In 1919, convinced by the then captain Cesare Maria De Vecchi, he joined the fascist squads, of which he quickly became a leading exponent in Piedmont, also founding a newspaper, Il Trincerista. In the meantime, having moved to Mortara, the political and economic center of Lomellina at the time, he put himself at the head of an authentic personal army, made up of hundreds of squadristi, mostly veterans. In short, he was recognized as the undisputed ras (fascist leader) of the entire province of Pavia and head of the provincial fascist federation of Pavia. Mussolini entrusted him with the coordination of all the teams in Lombardy and Piedmont during the days of the March on Rome in October 1922.

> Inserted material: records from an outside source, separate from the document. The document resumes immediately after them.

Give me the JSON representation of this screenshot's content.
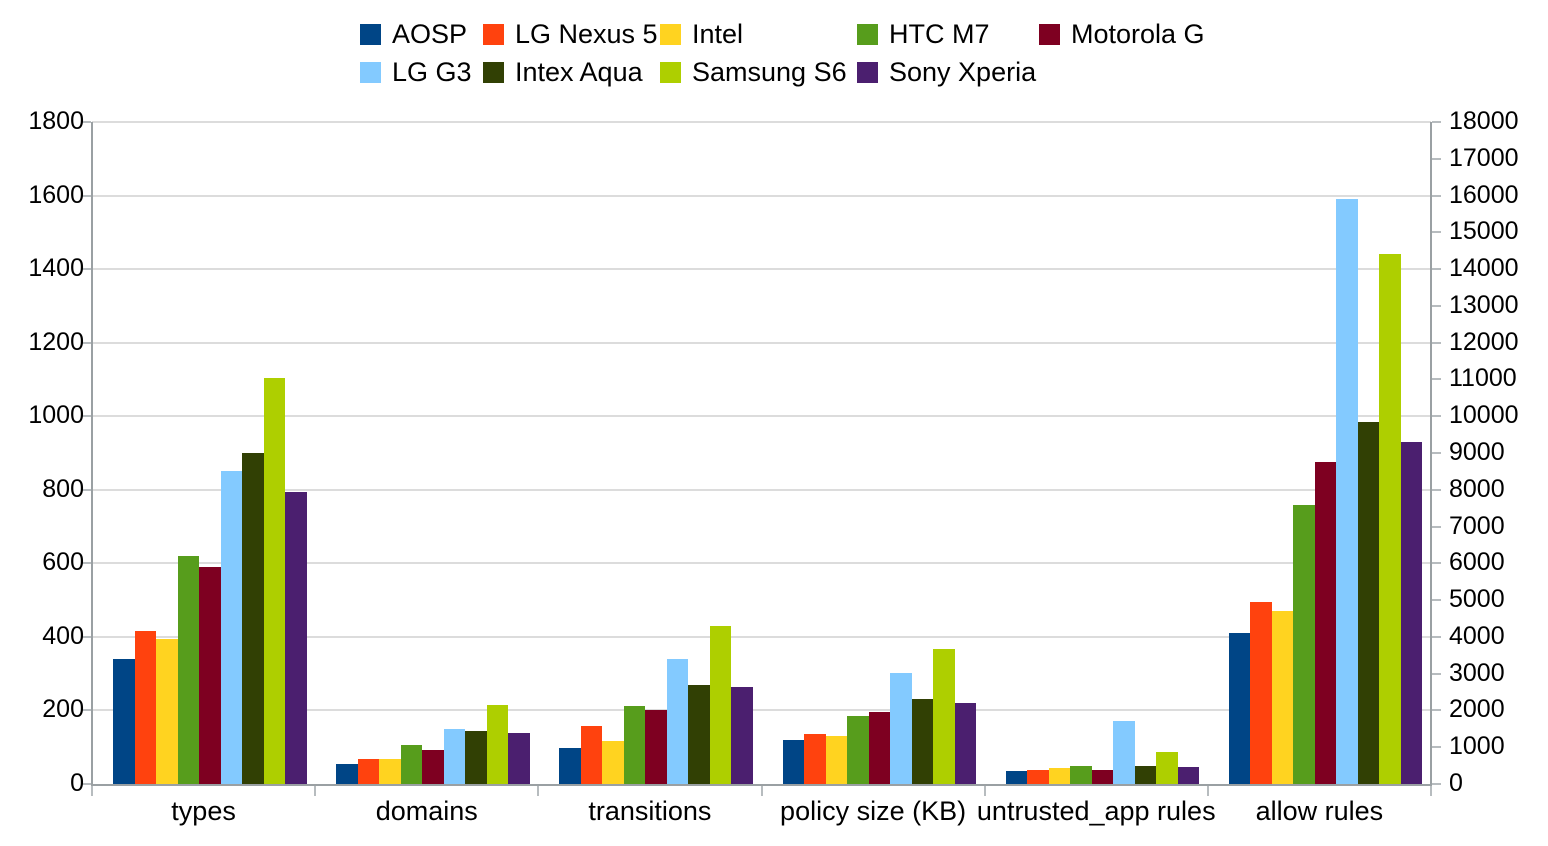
{
  "chart_data": {
    "type": "bar",
    "title": "",
    "xlabel": "",
    "ylabel_left": "",
    "ylabel_right": "",
    "grid": "horizontal",
    "legend_position": "top",
    "categories": [
      "types",
      "domains",
      "transitions",
      "policy size (KB)",
      "untrusted_app rules",
      "allow rules"
    ],
    "secondary_axis_category": "allow rules",
    "series": [
      {
        "name": "AOSP",
        "color": "#004586",
        "values": [
          340,
          55,
          97,
          120,
          36,
          4100
        ]
      },
      {
        "name": "LG Nexus 5",
        "color": "#FF420E",
        "values": [
          415,
          68,
          158,
          137,
          38,
          4950
        ]
      },
      {
        "name": "Intel",
        "color": "#FFD320",
        "values": [
          395,
          67,
          116,
          130,
          44,
          4700
        ]
      },
      {
        "name": "HTC M7",
        "color": "#579D1C",
        "values": [
          620,
          107,
          213,
          184,
          50,
          7600
        ]
      },
      {
        "name": "Motorola G",
        "color": "#7E0021",
        "values": [
          590,
          93,
          200,
          195,
          39,
          8750
        ]
      },
      {
        "name": "LG G3",
        "color": "#83CAFF",
        "values": [
          850,
          150,
          340,
          303,
          170,
          15900
        ]
      },
      {
        "name": "Intex Aqua",
        "color": "#314004",
        "values": [
          900,
          143,
          268,
          232,
          48,
          9850
        ]
      },
      {
        "name": "Samsung S6",
        "color": "#AECF00",
        "values": [
          1103,
          215,
          430,
          368,
          86,
          14400
        ]
      },
      {
        "name": "Sony Xperia",
        "color": "#4B1F6F",
        "values": [
          795,
          140,
          265,
          220,
          46,
          9300
        ]
      }
    ],
    "left_axis": {
      "min": 0,
      "max": 1800,
      "step": 200,
      "ticks": [
        0,
        200,
        400,
        600,
        800,
        1000,
        1200,
        1400,
        1600,
        1800
      ]
    },
    "right_axis": {
      "min": 0,
      "max": 18000,
      "step": 1000,
      "ticks": [
        0,
        1000,
        2000,
        3000,
        4000,
        5000,
        6000,
        7000,
        8000,
        9000,
        10000,
        11000,
        12000,
        13000,
        14000,
        15000,
        16000,
        17000,
        18000
      ]
    },
    "legend_rows": [
      [
        "AOSP",
        "LG Nexus 5",
        "Intel",
        "HTC M7",
        "Motorola G"
      ],
      [
        "LG G3",
        "Intex Aqua",
        "Samsung S6",
        "Sony Xperia"
      ]
    ]
  }
}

He was an exponent of the most radical wing of the movement, a direct expression of the agricultural world and of the frenzied veteranism. In 1923 he was lieutenant general of the first area (Piedmont and Liguria) of the Blackshirts.

Very popular among the squadristi, after the March on Rome and the seizure of power, he was increasingly considered as an inconvenient character for his intransigent fascism and then as a real dissident, for his violent attacks against the new arrivals in the ruling class of the party, without a past of convinced militancy in the movement. In February 1923 he was elected president (governor) of the province of Vigevano. A fascist syndicalist, he found a further reason for confrontation with the cadres of the Party in the non-compliance with the agrarian pacts by the Pavia landowners. He challenged the then political secretary Francesco Giunta, a favorite of Mussolini, to a saber duel which took place in April 1923 in Rome and was suspended by the referees when both duelists were wounded. In December 1923 the disciplinary council of the National Fascist Party suspended him from all the positions he held, the Pavia federation was placed under police administration and in February 1924 he was expelled from the Party.

On the occasion of the 1924 elections for the renewal of the Italian Parliament, dissolved in January by Victor Emmanuel III, together with Raimondo Sala, he presented a dissident fascist list present only in Piedmont and Lombardy, as opposed to the official National List, called National Fasces. On 12 March 1924 Forni was attacked at the Milan Central Station by some squadristi including Dumini, Volpi, Malachia, the consortium members in the so-called Fascist Cheka, the same ones who would shortly thereafter kill Giacomo Matteotti. On 26 April 1924 elections were held and Cesare Forni was elected, the only deputy on his list.

But Forni remained faithful to Mussolini and voted his confidence in his government several times, including the one requested in 1925 by the Duce after the Matteotti murder. In the courtroom he declared himself an "interpreter of healthy fascist public opinion". In 1926 he begged Roberto Farinacci to intercede for a reconciliation with Mussolini. In 1927 and 1928 he left for long periods for Italian Somaliland to carry out some agricultural projects, without luck. He remained a deputy until 1929. However, disappointed and politically now completely on the sidelines, once his parliamentary mandate ended, he retired to private life. In the early 1930s he moved to Milan where he worked as an insurance agent for INA. He married Maria Maddalena Pira di Dogliani.

According to some sources, in 1933 he was readmitted to the NFP and later expelled again, but according to others he was not readmitted to the NFP, which actually kept him under surveillance and in 1941 had him arrested for a short time. He died at the age of 52, of an incurable disease, on 2 July 1943.

A few pages of his diary remain in which, towards the end of the 1930s, he traced merciless judgments on Mussolini. His funeral, celebrated in the basilica of San Lorenzo di Mortara, was followed by thousands of Lomellini, including many of his old political opponents.